Listing 1.2 – basic function definition

You have now added a method to the CFC. The cffunction tags are nested within the cfcomponent tags. We now need to add some CFML code within the cffunction tags to create our method and perform the operation. Let's create a variable within the function that will be our display message. The following code is for declaring a string variable; place it inside the cffunction tags:

<cffunction name="sayHello">
<cfset var strHelloMessage = 'Hello World!' />
</cffunction>

Listing 1.3 – declaring a string variable

We have created a string variable containing the text to display to the browser.

Returning the data

To return the data we need to add an extra tag into the method. This is possible by using the cfreturn tag, which returns results from a component method. The cfreturn tag has one required attribute that is the expression or value you wish to return.

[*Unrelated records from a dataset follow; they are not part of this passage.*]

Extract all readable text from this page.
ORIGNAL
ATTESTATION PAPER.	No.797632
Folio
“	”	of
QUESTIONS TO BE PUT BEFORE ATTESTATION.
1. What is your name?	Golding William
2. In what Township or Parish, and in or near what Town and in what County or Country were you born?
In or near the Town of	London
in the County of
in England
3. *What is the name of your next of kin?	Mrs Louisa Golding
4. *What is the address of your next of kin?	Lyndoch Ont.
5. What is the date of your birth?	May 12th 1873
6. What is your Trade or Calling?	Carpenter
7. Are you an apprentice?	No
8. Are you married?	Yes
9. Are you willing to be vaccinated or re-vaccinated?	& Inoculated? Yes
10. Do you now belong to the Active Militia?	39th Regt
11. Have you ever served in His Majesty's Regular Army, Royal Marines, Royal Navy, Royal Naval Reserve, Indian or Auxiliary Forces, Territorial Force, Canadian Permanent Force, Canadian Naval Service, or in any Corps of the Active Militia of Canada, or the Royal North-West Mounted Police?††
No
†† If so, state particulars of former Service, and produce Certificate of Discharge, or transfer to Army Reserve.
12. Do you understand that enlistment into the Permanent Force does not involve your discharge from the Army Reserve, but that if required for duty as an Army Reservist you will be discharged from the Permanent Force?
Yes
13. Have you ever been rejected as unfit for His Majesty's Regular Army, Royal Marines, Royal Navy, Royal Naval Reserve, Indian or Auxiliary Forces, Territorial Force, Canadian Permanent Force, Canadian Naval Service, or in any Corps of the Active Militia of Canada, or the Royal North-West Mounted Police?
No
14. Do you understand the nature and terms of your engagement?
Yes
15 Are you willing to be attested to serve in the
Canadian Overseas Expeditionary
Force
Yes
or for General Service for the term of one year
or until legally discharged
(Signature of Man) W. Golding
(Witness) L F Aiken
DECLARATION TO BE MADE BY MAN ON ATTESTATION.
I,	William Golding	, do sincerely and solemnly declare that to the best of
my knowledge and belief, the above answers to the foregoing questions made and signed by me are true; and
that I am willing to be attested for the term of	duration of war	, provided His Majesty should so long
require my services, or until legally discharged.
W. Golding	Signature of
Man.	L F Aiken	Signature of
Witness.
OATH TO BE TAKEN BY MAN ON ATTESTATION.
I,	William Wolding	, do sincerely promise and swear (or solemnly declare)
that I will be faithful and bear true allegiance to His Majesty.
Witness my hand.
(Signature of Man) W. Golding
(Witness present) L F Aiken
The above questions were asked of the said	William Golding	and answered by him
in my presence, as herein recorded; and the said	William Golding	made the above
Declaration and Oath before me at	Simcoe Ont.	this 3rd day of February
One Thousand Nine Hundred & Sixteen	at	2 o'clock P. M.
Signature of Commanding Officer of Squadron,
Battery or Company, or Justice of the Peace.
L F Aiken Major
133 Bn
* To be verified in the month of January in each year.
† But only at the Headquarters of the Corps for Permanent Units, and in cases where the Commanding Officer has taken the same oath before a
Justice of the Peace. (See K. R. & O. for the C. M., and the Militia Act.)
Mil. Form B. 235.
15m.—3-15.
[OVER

Add the following code to your CFC so our method will return the welcome message and the completed component will look like this:

<cfcomponent displayName="greetings">
<cffunction name="sayHello">
<cfset var strHelloMessage = 'Hello World!' />
<cfreturn strHelloMessage />
</cffunction>
</cfcomponent>

Listing 1.4 – returning data from the function

ColdFusion 9 scripted components

Since the release of ColdFusion 9, developers now have the ability to also write ColdFusion components in complete script syntax instead of pure tag form.

To write the previous component in this format, the code would look as follows:

component
displayname="greetings"
{
function sayHello(){
// the CFML code for the method will go here
var strHelloMessage='Hello World';
return strHelloMessage;
}
}

Listing 1.5 – component declaration in the script syntax

Although written using cfscript syntax, there is no requirement to wrap the code within <cfscript> tags, instead we can write it directly within the .cfc page.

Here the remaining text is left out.